Handbrake on business vehicle credit

BY JAMES STANFORD | 1st Jun 2010


BUSINESS vehicle credit demand continues to slow after the federal government withdrew its 50 per cent business tax depreciation allowance on December 31.

The graph that accompanies this story reveals business (referred to as commercial) vehicle credit has flattened out after a rollercoaster ride from last May 2009 to the end of the year.

Vehicle credit information provider VedaAuto, which tracks the automotive credit provided by more than 1600 companies, says overall credit demand for private new and used vehicles is down four per cent year-on-year to the end of April.

Business automotive credit demand in April was 10 per cent down on April 2009, when the government’s 30 per cent tax allowance had just been increased to 50 per cent.

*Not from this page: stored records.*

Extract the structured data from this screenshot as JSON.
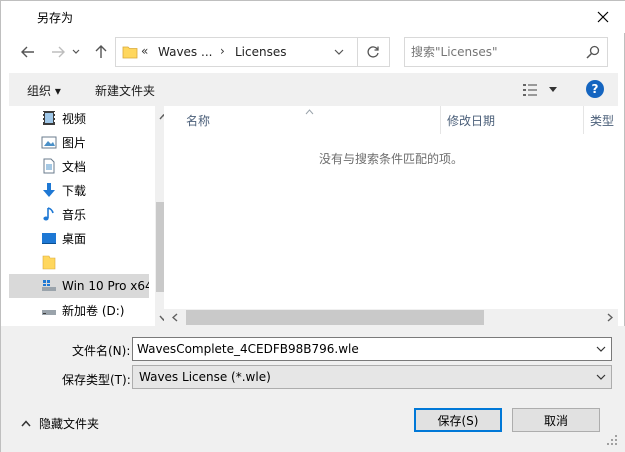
{
  "window": {
    "title": "另存为"
  },
  "address": {
    "overflow": "«",
    "crumbs": [
      "Waves ...",
      "Licenses"
    ],
    "separator": "›"
  },
  "search": {
    "placeholder": "搜索\"Licenses\""
  },
  "toolbar": {
    "organize_label": "组织 ▾",
    "new_folder_label": "新建文件夹"
  },
  "help": {
    "label": "?"
  },
  "nav": {
    "items": [
      {
        "label": "视频",
        "icon": "video-icon"
      },
      {
        "label": "图片",
        "icon": "pictures-icon"
      },
      {
        "label": "文档",
        "icon": "documents-icon"
      },
      {
        "label": "下载",
        "icon": "download-icon"
      },
      {
        "label": "音乐",
        "icon": "music-icon"
      },
      {
        "label": "桌面",
        "icon": "desktop-icon"
      },
      {
        "label": "",
        "icon": "folder-icon"
      },
      {
        "label": "Win 10 Pro x64",
        "icon": "drive-icon",
        "selected": true
      },
      {
        "label": "新加卷 (D:)",
        "icon": "drive-icon"
      }
    ]
  },
  "files": {
    "columns": [
      "名称",
      "修改日期",
      "类型"
    ],
    "empty_message": "没有与搜索条件匹配的项。"
  },
  "form": {
    "filename_label": "文件名(N):",
    "filename_value": "WavesComplete_4CEDFB98B796.wle",
    "filetype_label": "保存类型(T):",
    "filetype_value": "Waves License (*.wle)"
  },
  "footer": {
    "hide_folders_label": "隐藏文件夹",
    "save_label": "保存(S)",
    "cancel_label": "取消"
  },
  "colors": {
    "accent": "#0078d7",
    "help": "#1565c0",
    "selected_bg": "#d9d9d9",
    "folder": "#ffd75e"
  }
}
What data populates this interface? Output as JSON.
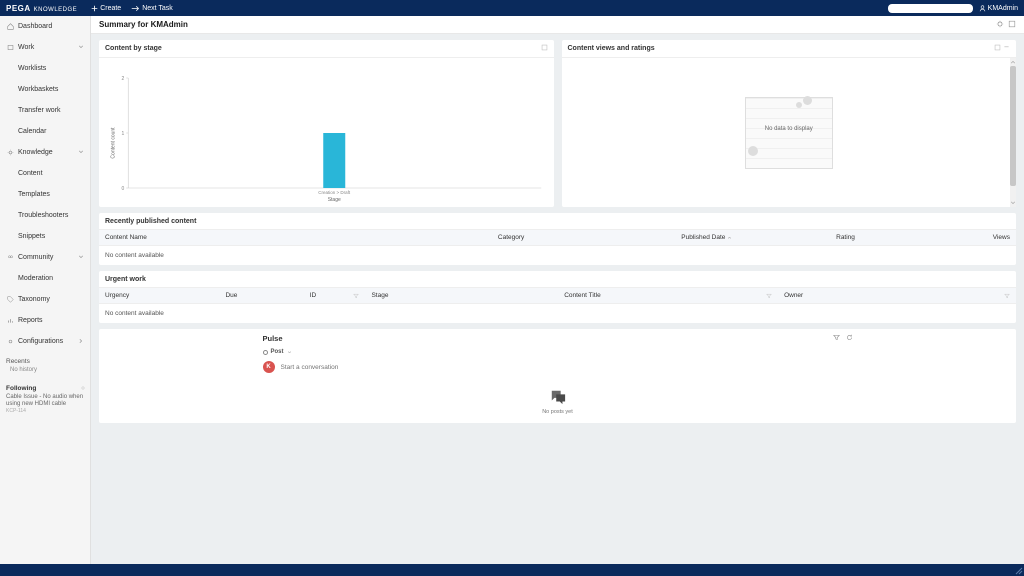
{
  "header": {
    "logo_main": "PEGA",
    "logo_sub": "KNOWLEDGE",
    "create": "Create",
    "next_task": "Next Task",
    "user": "KMAdmin"
  },
  "nav": {
    "dashboard": "Dashboard",
    "work": "Work",
    "worklists": "Worklists",
    "workbaskets": "Workbaskets",
    "transfer_work": "Transfer work",
    "calendar": "Calendar",
    "knowledge": "Knowledge",
    "content": "Content",
    "templates": "Templates",
    "troubleshooters": "Troubleshooters",
    "snippets": "Snippets",
    "community": "Community",
    "moderation": "Moderation",
    "taxonomy": "Taxonomy",
    "reports": "Reports",
    "configurations": "Configurations",
    "recents": "Recents",
    "no_history": "No history",
    "following": "Following",
    "following_item": "Cable Issue - No audio when using new HDMI cable",
    "following_item_sub": "KCP-114"
  },
  "page": {
    "title": "Summary for  KMAdmin"
  },
  "cards": {
    "by_stage_title": "Content by stage",
    "views_title": "Content views and ratings",
    "no_data": "No data to display"
  },
  "chart_data": {
    "type": "bar",
    "title": "Content by stage",
    "xlabel": "Stage",
    "ylabel": "Content count",
    "categories": [
      "Creation > Draft"
    ],
    "values": [
      1
    ],
    "ylim": [
      0,
      2
    ]
  },
  "tables": {
    "recent_title": "Recently published content",
    "recent_cols": [
      "Content Name",
      "Category",
      "Published Date",
      "Rating",
      "Views"
    ],
    "urgent_title": "Urgent work",
    "urgent_cols": [
      "Urgency",
      "Due",
      "ID",
      "Stage",
      "Content Title",
      "Owner"
    ],
    "no_content": "No content available"
  },
  "pulse": {
    "title": "Pulse",
    "tab_post": "Post",
    "placeholder": "Start a conversation",
    "avatar_initial": "K",
    "no_posts": "No posts yet"
  }
}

VedaAuto chief David Scognamiglio said this was in line with its predictions. “It is tracking where you would expect it to after a massive November and December,” he said.

A more accurate picture of the effect of the business tax break is expected to arise in the next two months, when business credit demand usually spikes towards the end of the financial year.

Demand surged at the end of the last financial year, as well as at the end of the calendar year because of the tax incentive deadlines.

Personal vehicle credit demand for April is sitting steady compared to the same month last year, dipping just one per cent.

It is a different story with used car credit demand, which was down 51 per cent year on year.

Mr Scognamiglio explains: “It is likely that many of the customers who would have bought used cars in the past were encouraged to purchase new vehicles last year under the government tax allowance scheme.”Mr Scognamiglio said many car dealers had indicated that used cars sales were down and that they had significantly reduced the number of used cars they were purchasing from auction houses and other sources.

VedaAuto also had Galaxy Research survey vehicle credit, finding 35 per cent of respondents regard car purchasing decisions as a high priority, compared with 20 per cent six months ago. Just how this will translate in new-car showrooms remains unclear.

“We have definitely seen an increase in intent to buy new cars, but our data was collected before the last interest rate rise so it is not clear what effect that might have,” Mr Scognamiglio said.